Exam. Opening the first flap of the pocket guide exposes on the right the table devoted to the exam, and on the back of the small flap is the table that lists the clinical content of the comprehensive general multisystem exam. The sample note documents findings for eight systems and body areas, which, as the table indicates, meets the requirement for a detailed exam, provided that at least 12 bulleted elements are documented in the note – and, in fact, the note documents 15:
Constitutional (1 bullet): Any three of seven vital signs;
Eyes (1 bullet): Examination of pupils and irises;
ENT/mouth (2 bullets): Examination of oropharynx and otoscopic examination of external auditory canals and tympanic membranes;
Neck (2 bullets): Examination of neck and examination of thyroid;
Respiratory (3 bullets): Assessment of respiratory effort, auscultation of lungs and percussion of chest;
Cardiovascular (3 bullets): Auscultation of heart with notation of abnormal sounds and murmurs, examination of pedal pulses, and examination of extremities for edema and/or varicosities;
Musculoskeletal (1 bullet): Inspection and/or palpation of digits and nails;
Neurologic (2 bullets): Examination of deep tendon reflexes with notation of pathological reflexes and examination of sensation.
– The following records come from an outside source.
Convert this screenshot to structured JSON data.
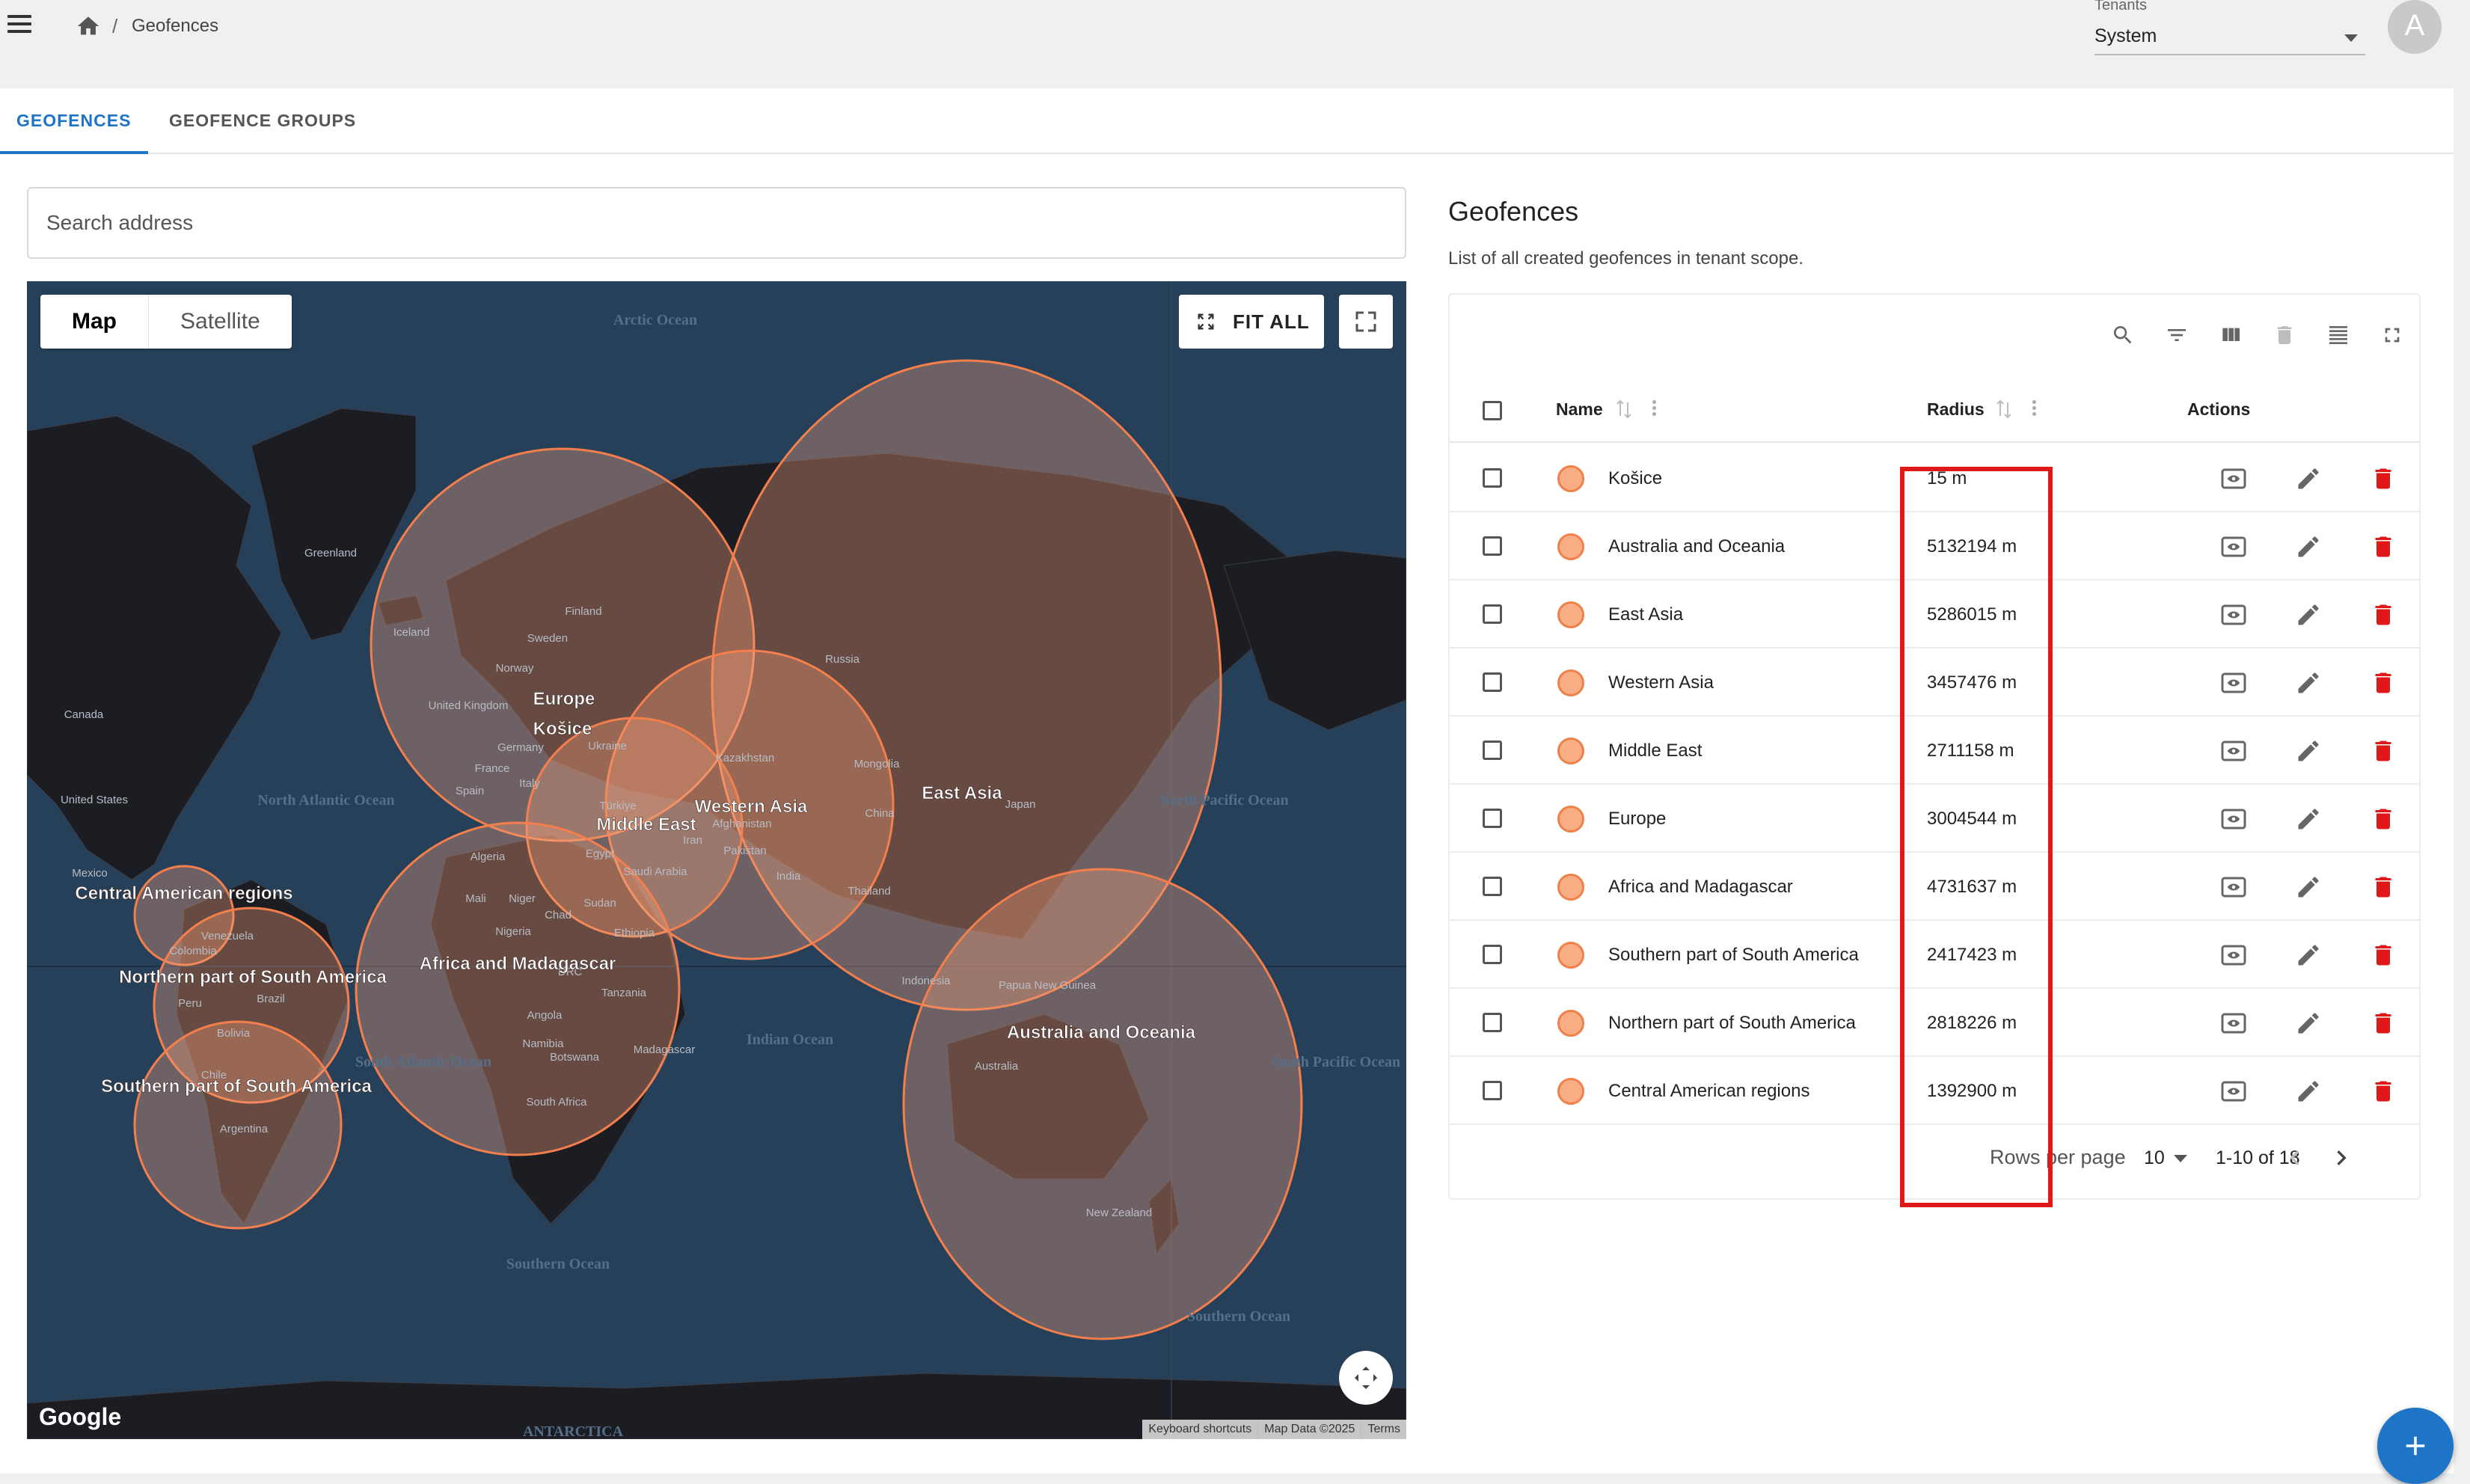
{
  "breadcrumb": {
    "current": "Geofences",
    "separator": "/"
  },
  "tenants": {
    "label": "Tenants",
    "value": "System"
  },
  "avatar": {
    "initial": "A"
  },
  "tabs": [
    {
      "label": "GEOFENCES",
      "active": true
    },
    {
      "label": "GEOFENCE GROUPS",
      "active": false
    }
  ],
  "search": {
    "placeholder": "Search address"
  },
  "map": {
    "type_options": [
      "Map",
      "Satellite"
    ],
    "selected_type": "Map",
    "fit_all_label": "FIT ALL",
    "logo": "Google",
    "attribution": [
      "Keyboard shortcuts",
      "Map Data ©2025",
      "Terms"
    ],
    "geofence_labels": [
      "Europe",
      "Košice",
      "Middle East",
      "Western Asia",
      "East Asia",
      "Central American regions",
      "Northern part of South America",
      "Southern part of South America",
      "Africa and Madagascar",
      "Australia and Oceania"
    ],
    "ocean_labels": [
      "Arctic Ocean",
      "North Atlantic Ocean",
      "North Pacific Ocean",
      "South Atlantic Ocean",
      "Indian Ocean",
      "South Pacific Ocean",
      "Southern Ocean",
      "Southern Ocean",
      "ANTARCTICA"
    ],
    "place_labels": [
      "Greenland",
      "Canada",
      "United States",
      "Mexico",
      "Iceland",
      "Finland",
      "Sweden",
      "Norway",
      "United Kingdom",
      "France",
      "Germany",
      "Spain",
      "Italy",
      "Ukraine",
      "Russia",
      "Kazakhstan",
      "Mongolia",
      "China",
      "Japan",
      "Türkiye",
      "Iran",
      "Afghanistan",
      "Pakistan",
      "Egypt",
      "Saudi Arabia",
      "India",
      "Thailand",
      "Indonesia",
      "Papua New Guinea",
      "Australia",
      "New Zealand",
      "Algeria",
      "Mali",
      "Niger",
      "Chad",
      "Sudan",
      "Ethiopia",
      "Nigeria",
      "DRC",
      "Tanzania",
      "Angola",
      "Namibia",
      "Botswana",
      "South Africa",
      "Madagascar",
      "Venezuela",
      "Colombia",
      "Peru",
      "Brazil",
      "Bolivia",
      "Chile",
      "Argentina"
    ],
    "fill_color": "#f4a07c",
    "stroke_color": "#f47f4c"
  },
  "panel": {
    "title": "Geofences",
    "subtitle": "List of all created geofences in tenant scope."
  },
  "table": {
    "columns": {
      "name": "Name",
      "radius": "Radius",
      "actions": "Actions"
    },
    "rows": [
      {
        "name": "Košice",
        "radius": "15 m"
      },
      {
        "name": "Australia and Oceania",
        "radius": "5132194 m"
      },
      {
        "name": "East Asia",
        "radius": "5286015 m"
      },
      {
        "name": "Western Asia",
        "radius": "3457476 m"
      },
      {
        "name": "Middle East",
        "radius": "2711158 m"
      },
      {
        "name": "Europe",
        "radius": "3004544 m"
      },
      {
        "name": "Africa and Madagascar",
        "radius": "4731637 m"
      },
      {
        "name": "Southern part of South America",
        "radius": "2417423 m"
      },
      {
        "name": "Northern part of South America",
        "radius": "2818226 m"
      },
      {
        "name": "Central American regions",
        "radius": "1392900 m"
      }
    ],
    "pagination": {
      "rows_per_page_label": "Rows per page",
      "rows_per_page": "10",
      "range": "1-10 of 18"
    }
  },
  "colors": {
    "accent": "#1e74c6",
    "delete": "#e01818",
    "highlight": "#e01818"
  }
}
Medical decision making. Because this is an established-patient visit where the history and the exam differ in level, the level of medical decision making will determine the level of the visit. (As the Code Selection tables indicate, the level of an established-patient visit is determined by the highest two of the three components.) Open the pocket guide fully, and we’ll use the decision making tables to evaluate the note.
First, the score for number of diagnoses and management options involved works out to be 3: No new problems are reported, and each established, previously diagnosed problem (diabetes, hypertension and osteoarthritis) counts for one point because they’re all stable. Second, in evaluating the amount and complexity of data to be reviewed, we have only lab tests to consider. That gives a score of 1 (the guidelines say no matter how many tests of a given class are requested or reviewed, the note earns no more than one point per class). Finally, the level of risk seems to be moderate, both because the visit involves prescription drug therapy and because it concerns three stable chronic illnesses. Since the level of decision making is determined by the highest two of the three components, the level for this encounter is moderate complexity.
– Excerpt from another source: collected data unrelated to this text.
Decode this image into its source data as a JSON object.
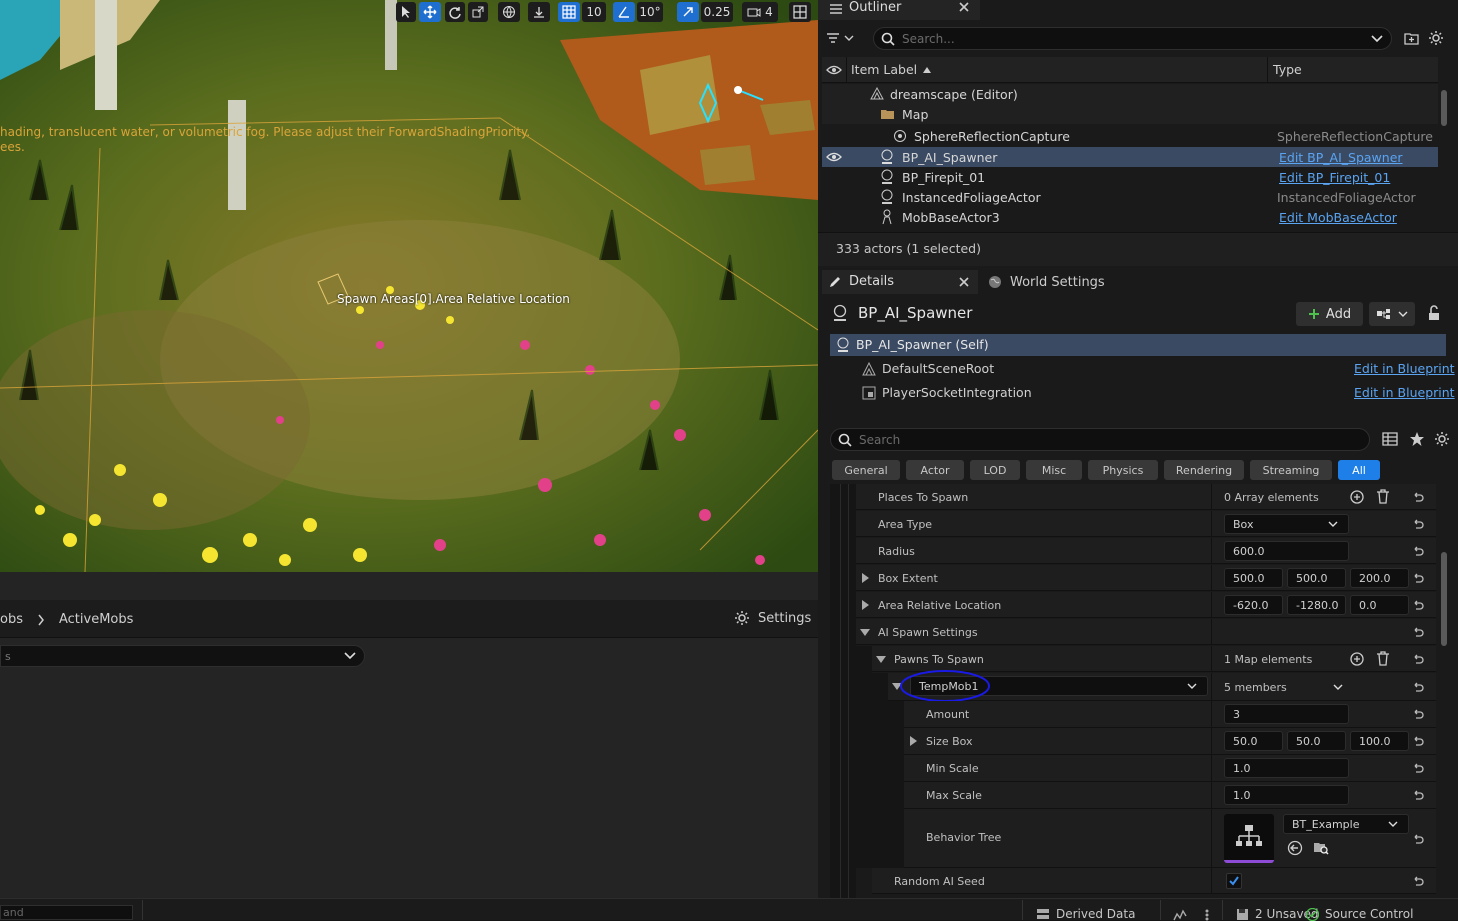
{
  "viewport": {
    "toolbar": {
      "grid_snap": "10",
      "rotation_snap": "10°",
      "scale_snap": "0.25",
      "camera_speed": "4"
    },
    "warning_text": "hading, translucent water, or volumetric fog. Please adjust their ForwardShadingPriority.",
    "warning_text_2": "ees.",
    "widget_label": "Spawn Areas[0].Area Relative Location"
  },
  "content_browser": {
    "breadcrumb": [
      "obs",
      "ActiveMobs"
    ],
    "settings_label": "Settings",
    "filter_placeholder": "s"
  },
  "outliner": {
    "tab_title": "Outliner",
    "search_placeholder": "Search...",
    "col_label": "Item Label",
    "col_type": "Type",
    "rows": [
      {
        "label": "dreamscape (Editor)",
        "type": ""
      },
      {
        "label": "Map",
        "type": ""
      },
      {
        "label": "SphereReflectionCapture",
        "type": "SphereReflectionCapture"
      },
      {
        "label": "BP_AI_Spawner",
        "type": "Edit BP_AI_Spawner"
      },
      {
        "label": "BP_Firepit_01",
        "type": "Edit BP_Firepit_01"
      },
      {
        "label": "InstancedFoliageActor",
        "type": "InstancedFoliageActor"
      },
      {
        "label": "MobBaseActor3",
        "type": "Edit MobBaseActor"
      }
    ],
    "status": "333 actors (1 selected)"
  },
  "details": {
    "tab_title": "Details",
    "world_tab": "World Settings",
    "actor_name": "BP_AI_Spawner",
    "add_label": "Add",
    "components": [
      {
        "label": "BP_AI_Spawner (Self)",
        "link": ""
      },
      {
        "label": "DefaultSceneRoot",
        "link": "Edit in Blueprint"
      },
      {
        "label": "PlayerSocketIntegration",
        "link": "Edit in Blueprint"
      }
    ],
    "search_placeholder": "Search",
    "filters": [
      "General",
      "Actor",
      "LOD",
      "Misc",
      "Physics",
      "Rendering",
      "Streaming",
      "All"
    ],
    "props": {
      "places_to_spawn": {
        "label": "Places To Spawn",
        "value": "0 Array elements"
      },
      "area_type": {
        "label": "Area Type",
        "value": "Box"
      },
      "radius": {
        "label": "Radius",
        "value": "600.0"
      },
      "box_extent": {
        "label": "Box Extent",
        "x": "500.0",
        "y": "500.0",
        "z": "200.0"
      },
      "area_rel_loc": {
        "label": "Area Relative Location",
        "x": "-620.0",
        "y": "-1280.0",
        "z": "0.0"
      },
      "ai_spawn_settings": {
        "label": "AI Spawn Settings"
      },
      "pawns_to_spawn": {
        "label": "Pawns To Spawn",
        "value": "1 Map elements"
      },
      "temp_mob": {
        "key": "TempMob1",
        "value": "5 members"
      },
      "amount": {
        "label": "Amount",
        "value": "3"
      },
      "size_box": {
        "label": "Size Box",
        "x": "50.0",
        "y": "50.0",
        "z": "100.0"
      },
      "min_scale": {
        "label": "Min Scale",
        "value": "1.0"
      },
      "max_scale": {
        "label": "Max Scale",
        "value": "1.0"
      },
      "behavior_tree": {
        "label": "Behavior Tree",
        "value": "BT_Example"
      },
      "random_ai_seed": {
        "label": "Random AI Seed",
        "checked": true
      }
    }
  },
  "statusbar": {
    "cmd_placeholder": "and",
    "derived_data": "Derived Data",
    "unsaved": "2 Unsaved",
    "source_control": "Source Control"
  },
  "colors": {
    "accent": "#1f7fe8",
    "selection": "#3a4a63",
    "link": "#5aa4f2",
    "warning": "#d9a43a"
  }
}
To review, then, we have an expanded problem-focused history, a detailed exam and moderately complex decision making to evaluate on the Code Selection table at the top of the pocket guide. Because two of the three are enough to determine the level for an established-patient visit, we end up with a code of 99214 on the strength of the exam and decision making.
Despite their complexity, the documentation guidelines can be a useful tool for evaluating your documentation. If you’re thinking, “Why bother?” keep in mind that you may have a tendency to undercode to avoid charges of fraud and abuse. The guidelines – and the tools in this article – can help keep you coding at the levels you deserve. The time you invest in learning better E/M coding can pay off in real money.